Мусульманин неторопливо вышел на середину плаца и ласково поглядел на узников.
– Селям алейкум, джигиты, – сказал он по-узбекски и, воздев руки к небу, пропел гортанным голосом стихи из Корана. Покачивая бородой, он стал покровительственно журить заключенных за то, что они нарушили шариат и пошли за неверными, за отступниками и этот неправильный путь привел их в страшный лагерь грешников. Люди, истосковавшиеся по родной речи, жадно вслушивались в слова благочестивого мусульманина. А может быть, он прав?
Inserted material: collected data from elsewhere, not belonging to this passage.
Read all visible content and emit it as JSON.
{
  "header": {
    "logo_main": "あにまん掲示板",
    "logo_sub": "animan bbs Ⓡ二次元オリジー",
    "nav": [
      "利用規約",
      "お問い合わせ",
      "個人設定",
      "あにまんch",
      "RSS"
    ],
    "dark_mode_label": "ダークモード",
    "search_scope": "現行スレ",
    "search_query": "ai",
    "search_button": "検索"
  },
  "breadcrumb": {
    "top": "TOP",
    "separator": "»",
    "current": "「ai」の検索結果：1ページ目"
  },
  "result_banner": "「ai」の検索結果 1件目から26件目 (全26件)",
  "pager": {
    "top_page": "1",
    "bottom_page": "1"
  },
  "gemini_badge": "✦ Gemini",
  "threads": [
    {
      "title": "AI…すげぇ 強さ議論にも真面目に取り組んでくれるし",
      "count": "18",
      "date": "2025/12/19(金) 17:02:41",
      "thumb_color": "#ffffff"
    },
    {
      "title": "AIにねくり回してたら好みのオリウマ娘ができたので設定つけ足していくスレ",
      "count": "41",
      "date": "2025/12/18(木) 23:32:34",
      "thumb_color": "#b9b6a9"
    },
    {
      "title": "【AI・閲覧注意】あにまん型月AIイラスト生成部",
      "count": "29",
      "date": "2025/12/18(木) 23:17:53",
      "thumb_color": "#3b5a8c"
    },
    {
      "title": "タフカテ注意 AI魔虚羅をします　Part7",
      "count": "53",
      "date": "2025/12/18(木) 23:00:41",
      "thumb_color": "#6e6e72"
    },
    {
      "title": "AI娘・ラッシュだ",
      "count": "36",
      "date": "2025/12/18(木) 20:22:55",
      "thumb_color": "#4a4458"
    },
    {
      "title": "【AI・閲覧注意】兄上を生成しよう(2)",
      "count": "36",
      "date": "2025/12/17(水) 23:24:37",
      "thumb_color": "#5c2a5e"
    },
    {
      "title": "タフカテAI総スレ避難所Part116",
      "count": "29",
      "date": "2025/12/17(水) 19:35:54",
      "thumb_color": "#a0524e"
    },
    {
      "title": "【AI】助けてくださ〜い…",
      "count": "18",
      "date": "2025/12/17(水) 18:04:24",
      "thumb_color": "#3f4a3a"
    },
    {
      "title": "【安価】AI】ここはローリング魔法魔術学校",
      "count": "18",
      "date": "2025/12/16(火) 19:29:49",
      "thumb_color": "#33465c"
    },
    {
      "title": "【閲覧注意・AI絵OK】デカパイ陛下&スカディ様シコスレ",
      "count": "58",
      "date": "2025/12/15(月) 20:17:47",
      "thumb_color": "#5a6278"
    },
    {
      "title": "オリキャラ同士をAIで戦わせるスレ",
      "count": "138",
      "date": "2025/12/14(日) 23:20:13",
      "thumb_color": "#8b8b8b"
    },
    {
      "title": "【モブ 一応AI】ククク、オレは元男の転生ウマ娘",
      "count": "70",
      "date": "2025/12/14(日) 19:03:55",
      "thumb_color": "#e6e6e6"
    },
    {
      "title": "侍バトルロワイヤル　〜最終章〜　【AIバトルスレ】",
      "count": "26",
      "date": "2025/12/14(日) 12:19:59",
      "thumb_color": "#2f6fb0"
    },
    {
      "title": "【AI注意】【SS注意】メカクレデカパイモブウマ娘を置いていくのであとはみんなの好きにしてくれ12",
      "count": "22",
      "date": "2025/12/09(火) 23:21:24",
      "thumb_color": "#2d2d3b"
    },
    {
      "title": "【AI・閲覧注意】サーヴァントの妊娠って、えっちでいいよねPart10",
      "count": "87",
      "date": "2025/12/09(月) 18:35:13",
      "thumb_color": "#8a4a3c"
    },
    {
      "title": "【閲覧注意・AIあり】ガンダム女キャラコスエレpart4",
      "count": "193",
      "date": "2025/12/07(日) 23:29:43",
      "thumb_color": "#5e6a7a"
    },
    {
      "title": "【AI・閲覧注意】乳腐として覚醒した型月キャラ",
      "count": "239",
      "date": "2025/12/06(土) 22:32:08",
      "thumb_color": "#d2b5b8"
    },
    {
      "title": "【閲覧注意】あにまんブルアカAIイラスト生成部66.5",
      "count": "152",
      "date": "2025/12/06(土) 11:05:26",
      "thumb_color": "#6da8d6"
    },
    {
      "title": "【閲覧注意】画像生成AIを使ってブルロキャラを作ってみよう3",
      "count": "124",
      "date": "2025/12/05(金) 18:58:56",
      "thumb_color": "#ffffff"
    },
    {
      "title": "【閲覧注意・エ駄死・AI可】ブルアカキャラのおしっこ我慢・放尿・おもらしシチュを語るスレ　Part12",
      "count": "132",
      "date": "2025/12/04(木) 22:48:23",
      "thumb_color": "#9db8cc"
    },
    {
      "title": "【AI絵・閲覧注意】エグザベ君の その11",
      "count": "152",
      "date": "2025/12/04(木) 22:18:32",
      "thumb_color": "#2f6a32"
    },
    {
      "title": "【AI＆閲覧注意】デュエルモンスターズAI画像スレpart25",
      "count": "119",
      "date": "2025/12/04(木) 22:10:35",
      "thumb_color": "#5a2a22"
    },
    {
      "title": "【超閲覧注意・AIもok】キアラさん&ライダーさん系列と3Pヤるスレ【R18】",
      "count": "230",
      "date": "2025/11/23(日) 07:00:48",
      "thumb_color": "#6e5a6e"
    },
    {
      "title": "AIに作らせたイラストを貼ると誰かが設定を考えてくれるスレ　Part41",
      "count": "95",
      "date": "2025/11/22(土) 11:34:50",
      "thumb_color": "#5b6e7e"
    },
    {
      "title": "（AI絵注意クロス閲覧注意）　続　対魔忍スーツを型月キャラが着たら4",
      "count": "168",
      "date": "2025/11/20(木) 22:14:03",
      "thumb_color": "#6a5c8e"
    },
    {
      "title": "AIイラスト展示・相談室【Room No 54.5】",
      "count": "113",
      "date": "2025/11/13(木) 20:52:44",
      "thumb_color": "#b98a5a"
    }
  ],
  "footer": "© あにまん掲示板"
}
– Но ваше положение не безнадежное, – продолжал мусульманин. – Аллах свидетель, я принес вам избавление. Есть у вас выход! Есть светлая дорога, указанная самим всевышним. Есть возможность каждому исправить ошибку молодости и с честью, как подобает истинному мусульманину, вернуться на землю отцов и дедов. Джигиты, клянусь минаретами Бухары, мавзолеями Самарканда и святыми камнями Шахимардана, по которым ступали копыта крылатого коня аллаха, вы заслужили прощение. Ваш тяжкий грех сполна искупился слезами ваших родителей и жен. Джигиты, обратите взгляды в сторону солнечного восхода. Там, за горами и лесами, ваша родная земля. Вспомните своих отцов и братьев, жен и сестер, вспомните своих детей! Они ежедневно с надеждой в сердце и со слезами на глазах взирают на багряное зарево заката, мысленно переносятся в страну Запада. Они молятся аллаху и просят его быть милостивым к вам и сохранить ваши жизни. И аллах, могучий и всевидящий, снизошел к их мольбам, даровал вам жизни. И не только даровал жизни, а еще и шлет вам, греховникам, вседобрейшее прощение. Вознесите всевышнему, покровителю и вершителю судеб наших, должную славу. – Мусульманин, подняв глаза к небу, провел пухлыми ладонями по лицу и бороде.
– Аминь! – ответили некоторые заключенные, проводя ладонями по изможденным лицам.
После минутного молчания мусульманин продолжал:
– О правоверные! Все мусульмане земли, правоверные Востока и Запада, Юга и Севера, встали под святое зеленое знамя ислама и объявили газават – священную войну большевикам. Мы создали свою армию. Она называется «Туркестанский легион». Все мусульмане из других лагерей с благосклонного разрешения великого фюрера уже вступили в этот легион. Я привез и вам всепрощение и высочайшее разрешение на свободу. Не теряйте времени, правоверные! Записывайтесь в «Туркестанский легион»! Святая земля предков ждет от вас мужества и храбрости! Ваши отцы и матери, братья и сестры, жены и дети с надеждой смотрят на вас и простирают к вам свои руки. Они ждут вас, освободителей! Они верят в то, что вы, встав под святое знамя ислама, принесете им избавление от красной заразы коммунизма. Аллах смотрит на вас, джигиты!